Il dato emerge dall’indagine condotta da Altroconsumo tra il 16 febbraio e il 13 marzo 2026, basata sul monitoraggio di un milione e mezzo di prezzi in oltre 1.100 punti vendita distribuiti in 67 città italiane.
I prezzi nei punti vendita della grande distribuzione monitorati dall’indagine.
L’andamento dei listini e i panieri esaminati
L’analisi ha confrontato le variazioni di costo tra il 2025 e il 2026 prendendo a riferimento quattro differenti tipologie di spesa: prodotti di marca, marchi del distributore, primi prezzi e spesa mista.
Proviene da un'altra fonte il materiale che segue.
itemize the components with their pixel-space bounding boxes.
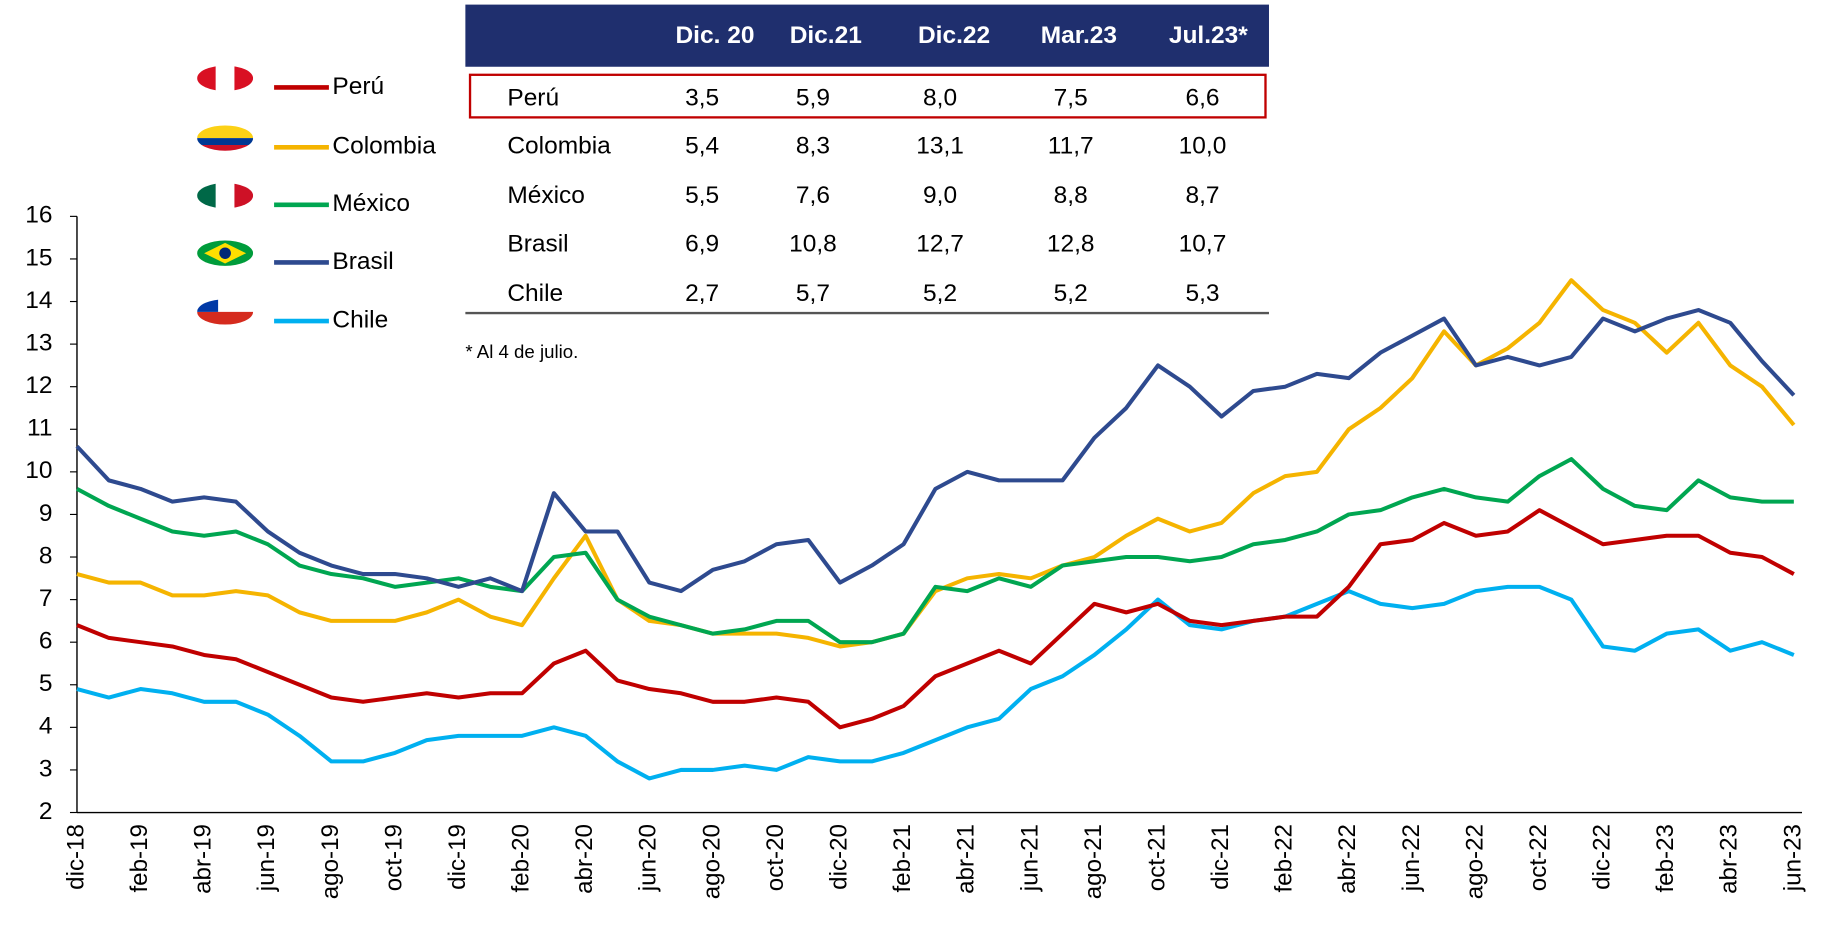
x-tick-label: oct-20	[762, 824, 789, 891]
y-tick-label: 3	[39, 755, 53, 782]
table-cell: 5,2	[1054, 280, 1088, 307]
table-cell: 8,7	[1185, 182, 1219, 209]
x-tick-label: feb-23	[1652, 824, 1679, 893]
legend-label: México	[332, 190, 410, 217]
table-cell: 5,7	[796, 280, 830, 307]
x-tick-label: ago-19	[317, 824, 344, 899]
x-tick-label: dic-22	[1588, 824, 1615, 890]
y-tick-label: 9	[39, 500, 53, 527]
table-header-cell: Jul.23*	[1169, 22, 1248, 49]
x-tick-label: feb-20	[507, 824, 534, 893]
series-line	[76, 457, 1794, 645]
flag-peru	[197, 65, 254, 91]
y-tick-label: 16	[25, 202, 52, 229]
table-header-cell: Dic. 20	[675, 22, 754, 49]
x-tick-label: dic-19	[444, 824, 471, 890]
x-tick-label: ago-22	[1461, 824, 1488, 899]
x-tick-label: feb-19	[126, 824, 153, 893]
table-cell: 8,3	[796, 133, 830, 160]
y-tick-label: 10	[25, 457, 52, 484]
legend-label: Perú	[332, 73, 384, 100]
flag-mexico	[197, 182, 254, 209]
y-tick-label: 7	[39, 585, 53, 612]
table-header-cell: Dic.21	[790, 22, 862, 49]
x-tick-label: abr-20	[571, 824, 598, 894]
x-tick-label: jun-21	[1016, 824, 1043, 892]
table-row-label: México	[507, 182, 585, 209]
y-tick-label: 12	[25, 372, 52, 399]
x-tick-label: oct-22	[1525, 824, 1552, 891]
table-cell: 8,0	[923, 84, 957, 111]
table-cell: 10,8	[789, 231, 837, 258]
table-header-cell: Dic.22	[918, 22, 990, 49]
table-cell: 12,8	[1047, 231, 1095, 258]
table-cell: 5,2	[923, 280, 957, 307]
row-highlight	[468, 73, 1267, 119]
y-tick-label: 6	[39, 628, 53, 655]
series-line	[76, 508, 1795, 730]
table-cell: 5,4	[685, 133, 719, 160]
table-header	[465, 4, 1269, 67]
table-cell: 6,6	[1185, 84, 1219, 111]
x-tick-label: abr-22	[1334, 824, 1361, 894]
x-tick-label: oct-21	[1143, 824, 1170, 891]
table-cell: 2,7	[685, 280, 719, 307]
table-cell: 8,8	[1054, 182, 1088, 209]
x-tick-label: feb-22	[1270, 824, 1297, 893]
table-row-label: Chile	[507, 280, 563, 307]
x-tick-label: abr-23	[1716, 824, 1743, 894]
y-tick-label: 8	[39, 543, 53, 570]
y-tick-label: 15	[25, 244, 52, 271]
table-cell: 13,1	[916, 133, 964, 160]
table-cell: 5,5	[685, 182, 719, 209]
legend-label: Colombia	[332, 133, 436, 160]
table-row-label: Perú	[507, 84, 559, 111]
x-tick-label: jun-22	[1398, 824, 1425, 892]
y-tick-label: 14	[25, 287, 52, 314]
legend-label: Brasil	[332, 248, 393, 275]
y-tick-label: 13	[25, 330, 52, 357]
x-tick-label: jun-23	[1779, 824, 1806, 892]
x-tick-label: oct-19	[380, 824, 407, 891]
flag-chile	[197, 299, 254, 325]
table-cell: 10,0	[1179, 133, 1227, 160]
table-cell: 7,5	[1054, 84, 1088, 111]
table-cell: 7,6	[796, 182, 830, 209]
table-header-cell: Mar.23	[1041, 22, 1117, 49]
table-cell: 5,9	[796, 84, 830, 111]
series-line	[76, 278, 1796, 649]
x-tick-label: dic-21	[1207, 824, 1234, 890]
x-tick-label: ago-21	[1080, 824, 1107, 899]
x-tick-label: abr-19	[189, 824, 216, 894]
table-row-label: Brasil	[507, 231, 568, 258]
flag-colombia	[197, 125, 254, 151]
y-tick-label: 11	[27, 415, 52, 442]
table-cell: 6,9	[685, 231, 719, 258]
flag-brasil	[197, 240, 254, 266]
table-cell: 3,5	[685, 84, 719, 111]
x-tick-label: dic-18	[62, 824, 89, 890]
y-tick-label: 2	[39, 798, 53, 825]
series-line	[75, 308, 1796, 594]
legend-label: Chile	[332, 307, 388, 334]
y-tick-label: 5	[39, 670, 53, 697]
table-cell: 9,0	[923, 182, 957, 209]
table-cell: 10,7	[1179, 231, 1227, 258]
table-row-label: Colombia	[507, 133, 611, 160]
x-tick-label: feb-21	[889, 824, 916, 893]
footnote: * Al 4 de julio.	[465, 341, 578, 362]
series-line	[76, 584, 1795, 781]
table-cell: 11,7	[1048, 133, 1094, 160]
y-tick-label: 4	[39, 713, 53, 740]
table-cell: 5,3	[1185, 280, 1219, 307]
x-tick-label: jun-20	[635, 824, 662, 892]
x-tick-label: dic-20	[825, 824, 852, 890]
x-tick-label: abr-21	[953, 824, 980, 894]
table-cell: 12,7	[916, 231, 964, 258]
x-tick-label: jun-19	[253, 824, 280, 892]
x-tick-label: ago-20	[698, 824, 725, 899]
I listini della grande distribuzione hanno fatto registrare un aumento medio dell’1% su base annua, evidenziando un rallentamento rispetto al +2% riscontrato nei dodici mesi precedenti.
Il risparmio in base alla composizione del nucleo
I margini di risparmio variano notevolmente a seconda della tipologia di carrello e del numero di componenti della famiglia.
Le cifre per famiglie, coppie e single
Per i nuclei di quattro persone, il taglio delle spese può arrivare a incidere per il 40% del budget complessivo.
Le coppie possono ottenere un risparmio massimo di 3.355 euro a fronte di una spesa media annuale di 8.360 euro.
I single arrivano a ridurre i costi fino a 2.305 euro all’anno rispetto a un’uscita stimata di 5.740 euro.